Although the hunger crisis was brewing for many months, it was not until the BBC aired several dramatic reports from Niger in July that major donations began to pour in. Moreover, officials of the U.N. World Food Program said they initially tapped only $1.4 million from their emergency reserves for Niger, fearing a larger commitment would leave them unable to respond to other crises.
Not everyone was taken by surprise. Remember during the Tsunami when Nobel Peace Prize winners MSF took the unusual step of declaring that they had received enough aid, and that all incoming donations would be used for other causes? People kept giving to them anyways, perhaps because of their great reputation. They lived up to their pledge:
The contrast between the U.N. response and that of Doctors Without Borders, which is privately funded, is striking.
At clinics run by Doctors Without Borders in Niger, doctors saw cases of severe malnutrition surge in January and triple by March. In April, the group put a $13 million plan into action that enabled it to set up more clinics and feeding centers and send triage teams into the worst-hit areas. Almost all the money had been raised since the tsunami, when the group used the huge outpouring of donations to create an emergency fund for less visible crises.
Hopefully crisis response gets the most attention when Bush’s lackluster recess appointee John Bolton goes into action and starts cleaning house as U.N. Ambassador. A proper response to issues like this, vastly more important than terrorism in my opinion (especially when considering the number of lives involved), actually help prevent future terrorism as an added benefit. For example, take this column I found on AllAfrica.com:
But the question is: why is nobody doing quite near to what is expected? Where is the international community that made the South Asian Tsunami the world’s priority agenda throughout much of last year? Why are the warnings from Niger Republic ignored, until the matter is almost beyond help?

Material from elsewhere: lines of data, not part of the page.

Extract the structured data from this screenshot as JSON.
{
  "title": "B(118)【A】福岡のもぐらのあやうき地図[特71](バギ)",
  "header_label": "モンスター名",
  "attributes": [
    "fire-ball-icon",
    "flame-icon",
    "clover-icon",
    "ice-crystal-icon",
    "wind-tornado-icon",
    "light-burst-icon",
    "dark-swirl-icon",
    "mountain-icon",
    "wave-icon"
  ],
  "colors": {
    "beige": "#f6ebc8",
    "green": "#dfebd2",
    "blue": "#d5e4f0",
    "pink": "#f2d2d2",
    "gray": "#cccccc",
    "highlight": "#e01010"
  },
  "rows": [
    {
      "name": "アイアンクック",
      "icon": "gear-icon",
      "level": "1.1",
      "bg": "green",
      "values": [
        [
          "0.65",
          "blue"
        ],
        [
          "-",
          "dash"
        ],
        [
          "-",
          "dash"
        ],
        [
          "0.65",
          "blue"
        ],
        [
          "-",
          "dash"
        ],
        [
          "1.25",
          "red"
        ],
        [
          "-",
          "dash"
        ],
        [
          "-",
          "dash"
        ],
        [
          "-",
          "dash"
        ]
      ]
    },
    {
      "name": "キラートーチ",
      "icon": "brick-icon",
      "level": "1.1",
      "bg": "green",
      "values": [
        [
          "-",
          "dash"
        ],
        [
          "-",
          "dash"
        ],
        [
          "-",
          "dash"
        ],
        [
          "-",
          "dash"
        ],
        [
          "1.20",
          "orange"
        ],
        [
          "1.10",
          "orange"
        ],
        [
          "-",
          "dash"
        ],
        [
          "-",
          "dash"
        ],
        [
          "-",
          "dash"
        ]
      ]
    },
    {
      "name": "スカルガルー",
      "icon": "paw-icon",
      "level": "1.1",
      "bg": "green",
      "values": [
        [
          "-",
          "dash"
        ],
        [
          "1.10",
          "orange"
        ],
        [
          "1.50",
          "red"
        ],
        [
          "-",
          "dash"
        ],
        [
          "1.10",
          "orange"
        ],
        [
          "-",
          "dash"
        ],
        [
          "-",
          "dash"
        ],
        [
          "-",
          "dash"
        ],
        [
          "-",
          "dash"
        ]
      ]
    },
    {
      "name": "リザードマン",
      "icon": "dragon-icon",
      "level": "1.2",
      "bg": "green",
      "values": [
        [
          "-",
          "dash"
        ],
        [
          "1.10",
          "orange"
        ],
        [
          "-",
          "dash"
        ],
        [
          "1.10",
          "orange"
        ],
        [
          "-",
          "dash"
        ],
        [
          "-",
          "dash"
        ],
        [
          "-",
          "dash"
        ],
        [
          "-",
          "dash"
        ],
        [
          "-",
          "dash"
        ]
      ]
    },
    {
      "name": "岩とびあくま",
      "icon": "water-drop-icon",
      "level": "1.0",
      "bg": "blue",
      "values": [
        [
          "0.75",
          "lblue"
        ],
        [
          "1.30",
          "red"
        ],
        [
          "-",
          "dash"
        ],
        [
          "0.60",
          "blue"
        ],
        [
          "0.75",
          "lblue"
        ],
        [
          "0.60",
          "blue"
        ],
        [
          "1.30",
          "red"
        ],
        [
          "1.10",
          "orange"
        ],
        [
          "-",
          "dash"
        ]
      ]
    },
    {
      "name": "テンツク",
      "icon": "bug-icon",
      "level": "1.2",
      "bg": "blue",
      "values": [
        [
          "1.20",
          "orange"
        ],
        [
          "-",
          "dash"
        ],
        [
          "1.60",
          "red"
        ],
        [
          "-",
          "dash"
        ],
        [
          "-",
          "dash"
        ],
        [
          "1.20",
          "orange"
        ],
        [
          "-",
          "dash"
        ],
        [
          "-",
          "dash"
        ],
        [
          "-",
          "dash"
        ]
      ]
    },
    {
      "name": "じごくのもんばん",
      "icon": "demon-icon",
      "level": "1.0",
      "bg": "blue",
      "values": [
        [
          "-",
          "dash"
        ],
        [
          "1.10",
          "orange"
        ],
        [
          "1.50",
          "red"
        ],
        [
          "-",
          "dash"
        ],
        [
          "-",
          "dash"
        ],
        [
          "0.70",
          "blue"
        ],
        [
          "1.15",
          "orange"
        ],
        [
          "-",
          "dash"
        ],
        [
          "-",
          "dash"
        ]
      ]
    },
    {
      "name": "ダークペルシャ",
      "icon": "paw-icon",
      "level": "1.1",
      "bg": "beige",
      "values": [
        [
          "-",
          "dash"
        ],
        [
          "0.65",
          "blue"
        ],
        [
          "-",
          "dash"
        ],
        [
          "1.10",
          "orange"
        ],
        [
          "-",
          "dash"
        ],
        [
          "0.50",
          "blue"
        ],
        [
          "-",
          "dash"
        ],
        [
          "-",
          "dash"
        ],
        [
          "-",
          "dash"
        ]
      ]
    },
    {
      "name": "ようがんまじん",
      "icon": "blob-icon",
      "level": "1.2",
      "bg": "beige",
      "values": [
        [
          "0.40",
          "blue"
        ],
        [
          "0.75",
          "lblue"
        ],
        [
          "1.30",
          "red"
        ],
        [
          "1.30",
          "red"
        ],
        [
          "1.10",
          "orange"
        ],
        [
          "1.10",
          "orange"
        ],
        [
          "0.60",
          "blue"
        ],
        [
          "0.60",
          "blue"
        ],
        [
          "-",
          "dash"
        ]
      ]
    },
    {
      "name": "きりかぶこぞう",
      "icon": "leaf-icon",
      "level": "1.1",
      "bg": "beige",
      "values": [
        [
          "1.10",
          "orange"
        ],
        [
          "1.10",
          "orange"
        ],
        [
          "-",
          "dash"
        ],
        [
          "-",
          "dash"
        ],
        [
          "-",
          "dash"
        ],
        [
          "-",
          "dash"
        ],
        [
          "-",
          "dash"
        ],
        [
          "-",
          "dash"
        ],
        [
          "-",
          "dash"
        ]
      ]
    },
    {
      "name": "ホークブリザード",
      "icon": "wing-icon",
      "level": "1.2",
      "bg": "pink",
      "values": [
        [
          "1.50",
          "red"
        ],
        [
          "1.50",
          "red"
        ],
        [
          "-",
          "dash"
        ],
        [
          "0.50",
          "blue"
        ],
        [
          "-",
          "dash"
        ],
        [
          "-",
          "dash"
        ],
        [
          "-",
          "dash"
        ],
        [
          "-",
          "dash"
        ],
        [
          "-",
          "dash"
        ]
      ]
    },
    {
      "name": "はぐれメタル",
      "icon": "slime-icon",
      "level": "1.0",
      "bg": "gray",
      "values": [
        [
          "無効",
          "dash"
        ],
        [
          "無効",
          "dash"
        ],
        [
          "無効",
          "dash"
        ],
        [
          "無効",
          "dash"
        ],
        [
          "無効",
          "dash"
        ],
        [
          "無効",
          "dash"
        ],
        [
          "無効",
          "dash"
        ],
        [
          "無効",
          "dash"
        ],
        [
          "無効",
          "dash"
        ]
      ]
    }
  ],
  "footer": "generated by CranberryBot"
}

The answer is as simple as it is regrettable. Despite the heroic roles played by Westerners as individuals and by some of their private charitable organisations, the sad fact remains that a country struck by disaster is in real trouble as far as Western governments are concerned, unless it has one or all of three things–resources worth stealing, beaches for European tourists or oil in abundance. Unfortunately for Niger, it has none of these things–and uranium is nowadays an international “no-go” area. That may be the unfortunate explanation for the delay and hesitation seen in the international response to the tragedy in Niger Republic.
How unfortunate. The whole truth is irrelevant when words can be spun like they are in the excerpt above to create more people that despise the U.S. and the noble intentions of most of its citizens.